Friday, Sep. 01, 1967
Shrinking Giants
Wherever they have operated in the Congo, they are known as "the white giants." But for all their fierce reputation, Colonel Jean ("Black Jack") Schramme and his band of white mercenaries are beginning to look a lot less tall. Not that the Congolese army is cutting them down to size; the swaggering "meres" could probably hang on for a while at Bukavu, the old resort town on the Congo's eastern frontier where they holed up three weeks ago. President Joseph Mobutu's regulars are bothering them so little that the only raiding that the mercenaries have been doing has been in Bukavu's abandoned wine cellars.
But time is all on the side of the Congolese troops--however reluctant they are to attack. Only two weeks ago, Schramme proclaimed that his mission was to bring down Mobutu's "dictatorial and tribal" regime, and restore Moise Tshombe to his rightful place in a "democratic" Congo. Now Schramme has abandoned that ambitious task and an nounced his willingness to call off the two-month-old revolt in exchange for an amnesty and a safe conduct for his men, including an estimated 1,000 Katangese gendarmes.
Nazi State. Schramme seems to have given up his long-held hope that other mercenaries operating out of Angola will open up a second front. And he knows that he and his men cannot take over the country on their own. He also knows that his departure can come none too soon for the 80,000 non-Africans still in the Congo. To many Congolese these days, the words mercenaries and whites are synonymous, and whites and Asians alike realize that they are in mortal peril from revenge-seeking Africans as long as the mercenaries mock Congolese sovereignty.
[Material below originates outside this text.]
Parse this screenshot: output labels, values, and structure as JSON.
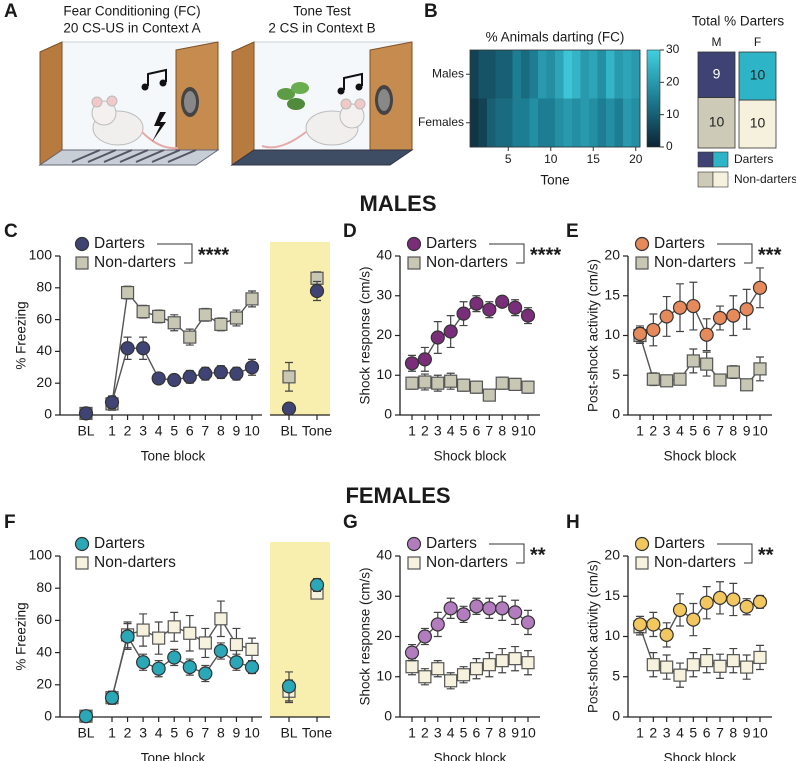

Three young Belgians who strayed into the eastern Congo recently while studying African tribal life were summarily executed only hours after their arrest by Congolese troops. A Belgian mining technician and his wife were murdered a few days later. Belgian officials barely bothered to protest. With more than 20 whites killed by Congolese soldiers since the mercenary rebellion began, Brussels has just about lost all confidence in the ability or will of Mobutu and his government to protect whites. "Sometimes," sighed a white resident of the Katanga provincial capital of Lubumbashi last week, "we feel as though this is a Nazi state and we are the Jews."
Under the circumstances, the most promising tactic for Schramme and his men would be to scram. The big question is how to arrange their escape. At week's end the U.S. and other embassies were putting pressure on the Congo's eastern neighbor, Rwanda, to permit the meres to cross the border and be evacuated by plane.